One might ask what would be so bad about calling equality “colorblind” and henceforth referring to the Constitution as “the colorblind Constitution.” After all, we all want the Constitution to be colorblind, don’t we? This would surely be a good way to signal one’s virtue, if one were so inclined. We could call the United States “the colorblind United States” and affix the term “colorblind” to all institutions, beginning with “the colorblind Supreme Court.”

The concept of “colorblind equality” is defended by both liberals and conservatives, who believe the civil rights industry would work much better if it aspired to promoting colorblindness. However, their dream is unachievable precisely because they do not agree on what the dream is, and as one wit put it, we cannot even be sure that Dr. King, a known plagiarist, was the real visionary of the famous dream that inspires his colorblind followers, although “I have a dream” certainly resounds much better than “I have borrowed someone else’s dream.”

Justice John Roberts, giving the opinion of the Supreme Court in the affirmative action cases, depicts colorblindness as a term central to the US Constitution, holding that “the Constitution itself required a colorblind standard on the part of government.” The dissenting opinions, however, defended the CRT view of colorblindness as a substantive ideal of racial justice. CRT rejects the conservative definition of colorblindness on grounds that conservatives undermine and subvert the true goal of colorblindness. The dissenting justices thus consider the established legal understanding of colorblindness to be wrong. As Justice Roberts remarked, “For what one dissent denigrates as ‘rhetorical flourishes about colorblindness,’ post, at 14 (opinion of SOTOMAYOR, J.), are in fact the proud pronouncements of cases like Loving and Yick Wo, like Shelley and Bolling—they are defining statements of law.”
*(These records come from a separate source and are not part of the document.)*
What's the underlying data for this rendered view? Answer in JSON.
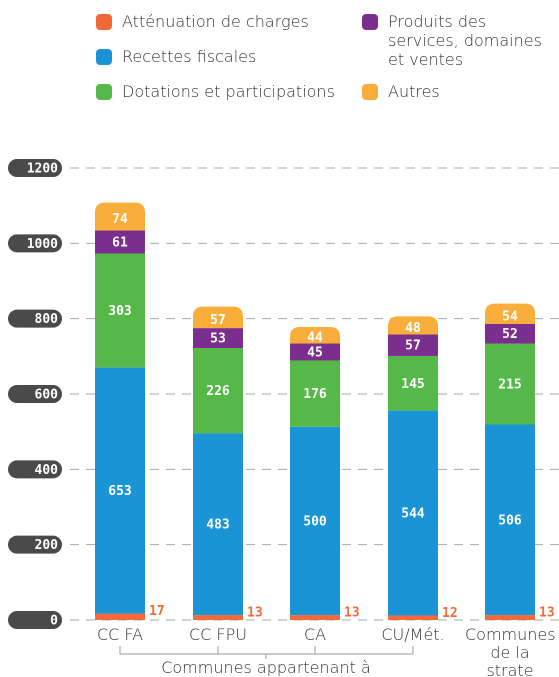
{
  "chart_data": {
    "type": "stacked_bar",
    "categories": [
      "CC FA",
      "CC FPU",
      "CA",
      "CU/Mét.",
      "Communes de la strate"
    ],
    "series": [
      {
        "name": "Atténuation de charges",
        "color": "#f26a3a",
        "values": [
          17,
          13,
          13,
          12,
          13
        ]
      },
      {
        "name": "Recettes fiscales",
        "color": "#1a94d4",
        "values": [
          653,
          483,
          500,
          544,
          506
        ]
      },
      {
        "name": "Dotations et participations",
        "color": "#55b848",
        "values": [
          303,
          226,
          176,
          145,
          215
        ]
      },
      {
        "name": "Produits des services, domaines et ventes",
        "color": "#7a2f8e",
        "values": [
          61,
          53,
          45,
          57,
          52
        ]
      },
      {
        "name": "Autres",
        "color": "#f9ae3c",
        "values": [
          74,
          57,
          44,
          48,
          54
        ]
      }
    ],
    "ylim": [
      0,
      1200
    ],
    "yticks": [
      0,
      200,
      400,
      600,
      800,
      1000,
      1200
    ],
    "grid": true,
    "annotation": "Communes appartenant à"
  }
}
The whole point of CRT is to overthrow “defining statements of law,” and it would be a mistake to dismiss CRT out of hand given that most of the staff enforcing colorblind equality will have been trained in some form of CRT, and the doctrines of CRT are slowly but surely creeping into the judiciary. Justices Sonia Sotomayor, Elena Kagan, and Ketanji Brown Jackson, dissenting, described the conservative view of colorblindness as “superficial,” arguing that in doing so it “subverts the constitutional guarantee of equal protection by further entrenching racial inequality in education, the very foundation of our democratic government and pluralistic society.”

Therefore, the term “colorblind” cannot serve simply as a term to signal good intentions, to express one’s conviction that racial discrimination is wrong. It is a politically loaded term that involves understanding the law as a race-relations manual and the Constitution as some sort of race-relations charter. It ignores the debates surrounding the Civil Rights Act and the Fourteenth Amendment and instead assumes egalitarian values and the antidiscrimination principle to be uncontested. The Supreme Court’s insistence on referring to the Constitution as “the colorblind Constitution” is for that reason rather unfortunate (see, for example, the ruling of Justice Clarence Thomas, which goes to great lengths to depict the Constitution and indeed all relevant legal principles as “colorblind”).

If we were to treat the notion of “colorblindness” as the animating principle of the Constitution, the law, and the very concepts of justice and quality, we would thereby concede the moral, ethical, and ideological debates to those who assert that our interpretation of the world must be based, one way or another, on race. Instead, we should regard liberty, not “colorblindness,” as our highest ideal.